08/13/2007
Detection of Human Influence on 20th Century Precipitation Trends
Summary
Human influence on climate has been detected in surface air temperature, sea level pressure, free atmospheric temperature, tropopause height and ocean heat content. Human-induced changes have not, however, previously been detected in precipitation at the global scale, partly because changes in precipitation in different regions cancel each other out and thereby reduce the strength of the global average value.
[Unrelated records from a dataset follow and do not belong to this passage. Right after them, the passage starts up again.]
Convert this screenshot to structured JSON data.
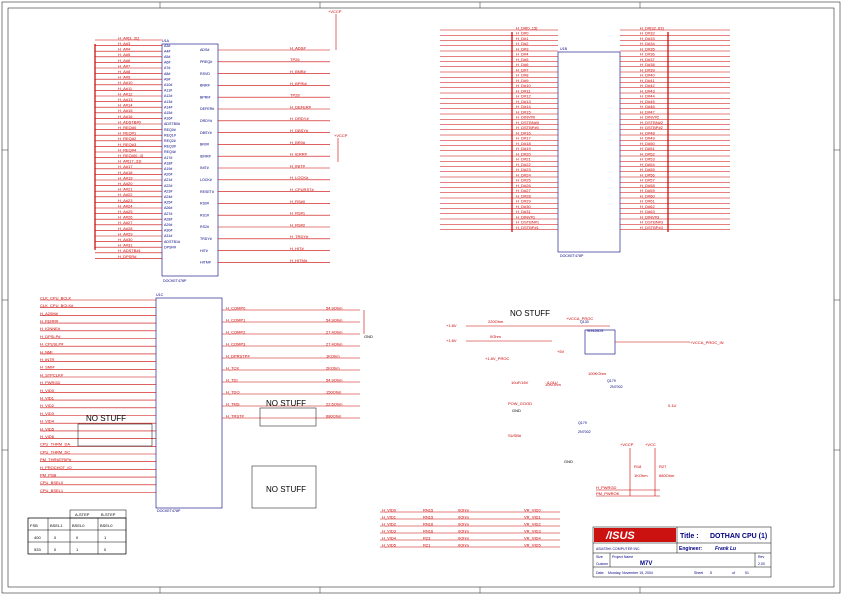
{
  "title_block": {
    "title_label": "Title :",
    "title": "DOTHAN CPU (1)",
    "company": "ASUSTeK COMPUTER INC.",
    "engineer_label": "Engineer:",
    "engineer": "Frank Lu",
    "project_label": "Project Name",
    "project": "M7V",
    "size_label": "Size",
    "size": "Custom",
    "rev_label": "Rev",
    "rev": "2.00",
    "date_label": "Date:",
    "date": "Monday, November 15, 2004",
    "sheet_label": "Sheet",
    "sheet": "5",
    "of_label": "of",
    "sheet_total": "51",
    "logo_text": "/ISUS"
  },
  "rails": {
    "vccp": "+VCCP",
    "vcca_proc": "+VCCA_PROC",
    "v1_8": "+1.8V",
    "v5": "+5V",
    "vcc": "+VCC",
    "gnd": "GND",
    "vcca_proc_in": "+VCCA_PROC_IN"
  },
  "annotations": {
    "no_stuff_1": "NO STUFF",
    "no_stuff_2": "NO STUFF",
    "no_stuff_3": "NO STUFF",
    "no_stuff_4": "NO STUFF"
  },
  "u1a": {
    "ref": "U1A",
    "part": "DOCKET478P",
    "left_nets": [
      "H_A#[3..31]",
      "H_A#3",
      "H_A#4",
      "H_A#5",
      "H_A#6",
      "H_A#7",
      "H_A#8",
      "H_A#9",
      "H_A#10",
      "H_A#11",
      "H_A#12",
      "H_A#13",
      "H_A#14",
      "H_A#15",
      "H_A#16",
      "H_ADSTB#0",
      "H_REQ#0",
      "H_REQ#1",
      "H_REQ#2",
      "H_REQ#3",
      "H_REQ#4",
      "H_REQ#[0..4]",
      "H_A#[17..31]",
      "H_A#17",
      "H_A#18",
      "H_A#19",
      "H_A#20",
      "H_A#21",
      "H_A#22",
      "H_A#23",
      "H_A#24",
      "H_A#25",
      "H_A#26",
      "H_A#27",
      "H_A#28",
      "H_A#29",
      "H_A#30",
      "H_A#31",
      "H_ADSTB#1",
      "H_DPSR#"
    ],
    "right_nets": [
      "H_ADS#",
      "TP26",
      "H_BNR#",
      "H_BPRI#",
      "TP28",
      "H_DEFER#",
      "H_DRDY#",
      "H_DBSY#",
      "H_BR0#",
      "H_IERR#",
      "H_INIT#",
      "H_LOCK#",
      "H_CPURST#",
      "H_RS#0",
      "H_RS#1",
      "H_RS#2",
      "H_TRDY#",
      "H_HIT#",
      "H_HITM#"
    ],
    "pin_labels": [
      "A3#",
      "A4#",
      "A5#",
      "A6#",
      "A7#",
      "A8#",
      "A9#",
      "A10#",
      "A11#",
      "A12#",
      "A13#",
      "A14#",
      "A15#",
      "A16#",
      "ADSTB0#",
      "REQ0#",
      "REQ1#",
      "REQ2#",
      "REQ3#",
      "REQ4#",
      "A17#",
      "A18#",
      "A19#",
      "A20#",
      "A21#",
      "A22#",
      "A23#",
      "A24#",
      "A25#",
      "A26#",
      "A27#",
      "A28#",
      "A29#",
      "A30#",
      "A31#",
      "ADSTB1#",
      "DPSR#"
    ],
    "right_pins": [
      "ADS#",
      "PREQ#",
      "RSVD",
      "BNR#",
      "BPRI#",
      "DEFER#",
      "DRDY#",
      "DBSY#",
      "BR0#",
      "IERR#",
      "INIT#",
      "LOCK#",
      "RESET#",
      "RS0#",
      "RS1#",
      "RS2#",
      "TRDY#",
      "HIT#",
      "HITM#"
    ]
  },
  "u1b": {
    "ref": "U1B",
    "part": "DOCKET478P",
    "left_nets": [
      "H_D#[0..15]",
      "H_D#0",
      "H_D#1",
      "H_D#2",
      "H_D#3",
      "H_D#4",
      "H_D#5",
      "H_D#6",
      "H_D#7",
      "H_D#8",
      "H_D#9",
      "H_D#10",
      "H_D#11",
      "H_D#12",
      "H_D#13",
      "H_D#14",
      "H_D#15",
      "H_DINV#0",
      "H_DSTBN#0",
      "H_DSTBP#0",
      "H_D#16",
      "H_D#17",
      "H_D#18",
      "H_D#19",
      "H_D#20",
      "H_D#21",
      "H_D#22",
      "H_D#23",
      "H_D#24",
      "H_D#25",
      "H_D#26",
      "H_D#27",
      "H_D#28",
      "H_D#29",
      "H_D#30",
      "H_D#31",
      "H_DINV#1",
      "H_DSTBN#1",
      "H_DSTBP#1"
    ],
    "right_nets": [
      "H_D#[32..63]",
      "H_D#32",
      "H_D#33",
      "H_D#34",
      "H_D#35",
      "H_D#36",
      "H_D#37",
      "H_D#38",
      "H_D#39",
      "H_D#40",
      "H_D#41",
      "H_D#42",
      "H_D#43",
      "H_D#44",
      "H_D#45",
      "H_D#46",
      "H_D#47",
      "H_DINV#2",
      "H_DSTBN#2",
      "H_DSTBP#2",
      "H_D#48",
      "H_D#49",
      "H_D#50",
      "H_D#51",
      "H_D#52",
      "H_D#53",
      "H_D#54",
      "H_D#55",
      "H_D#56",
      "H_D#57",
      "H_D#58",
      "H_D#59",
      "H_D#60",
      "H_D#61",
      "H_D#62",
      "H_D#63",
      "H_DINV#3",
      "H_DSTBN#3",
      "H_DSTBP#3"
    ]
  },
  "u1c": {
    "ref": "U1C",
    "part": "DOCKET478P",
    "left_nets": [
      "CLK_CPU_BCLK",
      "CLK_CPU_BCLK#",
      "H_A20M#",
      "H_FERR#",
      "H_IGNNE#",
      "H_DPSLP#",
      "H_CPUSLP#",
      "H_NMI",
      "H_INTR",
      "H_SMI#",
      "H_STPCLK#",
      "H_PWRGD",
      "H_VID0",
      "H_VID1",
      "H_VID2",
      "H_VID3",
      "H_VID4",
      "H_VID5",
      "H_VID6",
      "CPU_THRM_DA",
      "CPU_THRM_DC",
      "PM_THRMTRIP#",
      "H_PROCHOT_IO",
      "PM_PSB",
      "CPU_BSEL0",
      "CPU_BSEL1"
    ],
    "right_nets": [
      "H_COMP0",
      "H_COMP1",
      "H_COMP2",
      "H_COMP3",
      "H_DPRSTP#",
      "H_TCK",
      "H_TDI",
      "H_TDO",
      "H_TMS",
      "H_TRST#"
    ],
    "resistor_values": [
      "54.9Ohm",
      "54.9Ohm",
      "27.4Ohm",
      "27.4Ohm",
      "1KOhm",
      "2KOhm",
      "54.9Ohm",
      "150Ohm",
      "22.6Ohm",
      "680Ohm",
      "1KOhm",
      "1KOhm",
      "56Ohm",
      "0Ohm"
    ]
  },
  "regulator": {
    "ic_ref": "U52",
    "ic_part": "SI9426DS",
    "q1_ref": "Q130",
    "q2_ref": "Q179",
    "q2_part": "2N7002",
    "c1": "10uF/16V",
    "c2": "0.01U",
    "c3": "0.1U",
    "r1": "220Ohm",
    "r2": "0Ohm",
    "r3": "100KOhm",
    "r4": "10KOhm",
    "r_pg": "1KOhm",
    "net_in": "+1.8V_PROC",
    "net_pgd": "POW_GOOD",
    "net_sus": "SUSB#"
  },
  "vid_bus": {
    "left": [
      "H_VID0",
      "H_VID1",
      "H_VID2",
      "H_VID3",
      "H_VID4",
      "H_VID5"
    ],
    "right": [
      "VR_VID0",
      "VR_VID1",
      "VR_VID2",
      "VR_VID3",
      "VR_VID4",
      "VR_VID5"
    ],
    "resistors": [
      "RN15",
      "RN15",
      "RN16",
      "RN16",
      "R23",
      "R21"
    ],
    "values": [
      "0Ohm",
      "0Ohm",
      "0Ohm",
      "0Ohm",
      "0Ohm",
      "0Ohm"
    ]
  },
  "pwr_good": {
    "net_out": "H_PWRGD",
    "net_in": "PM_PWROK",
    "r_ref1": "R18",
    "r_val1": "1KOhm",
    "r_ref2": "R27",
    "r_val2": "680Ohm",
    "rail1": "+VCCP",
    "rail2": "+VCC"
  },
  "bsel_table": {
    "header_a": "A-STEP",
    "header_b": "B-STEP",
    "cols": [
      "FSB",
      "BSEL1",
      "BSEL0",
      "BSEL0"
    ],
    "rows": [
      [
        "400",
        "0",
        "0",
        "1"
      ],
      [
        "533",
        "0",
        "1",
        "0"
      ]
    ]
  }
}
In a study published in this week’s issue of Nature, and sponsored in part by the Office of Science, BER, the authors demonstrate anthropogenic forcing has had a detectable influence on observed changes in average precipitation within latitudinal bands, and that these changes cannot be explained by internal climate variability or natural forcing. The authors estimate that anthropogenic forcing contributed significantly to observed increases in precipitation in the Northern Hemisphere mid-latitudes, drying in the Northern Hemisphere subtropics and tropics, and moistening in the Southern Hemisphere subtropics and deep tropics.
References
Zhang, Xuebin, F.W. Zwiers, G.C. Hegerl, H.F. Lambert, N.P. Gillett, S. Solomon, P.A. Stott, and T. Nozawa. 2007. “Detection of human influence on twentieth-century precipitation trends,” Nature 448, 461-466.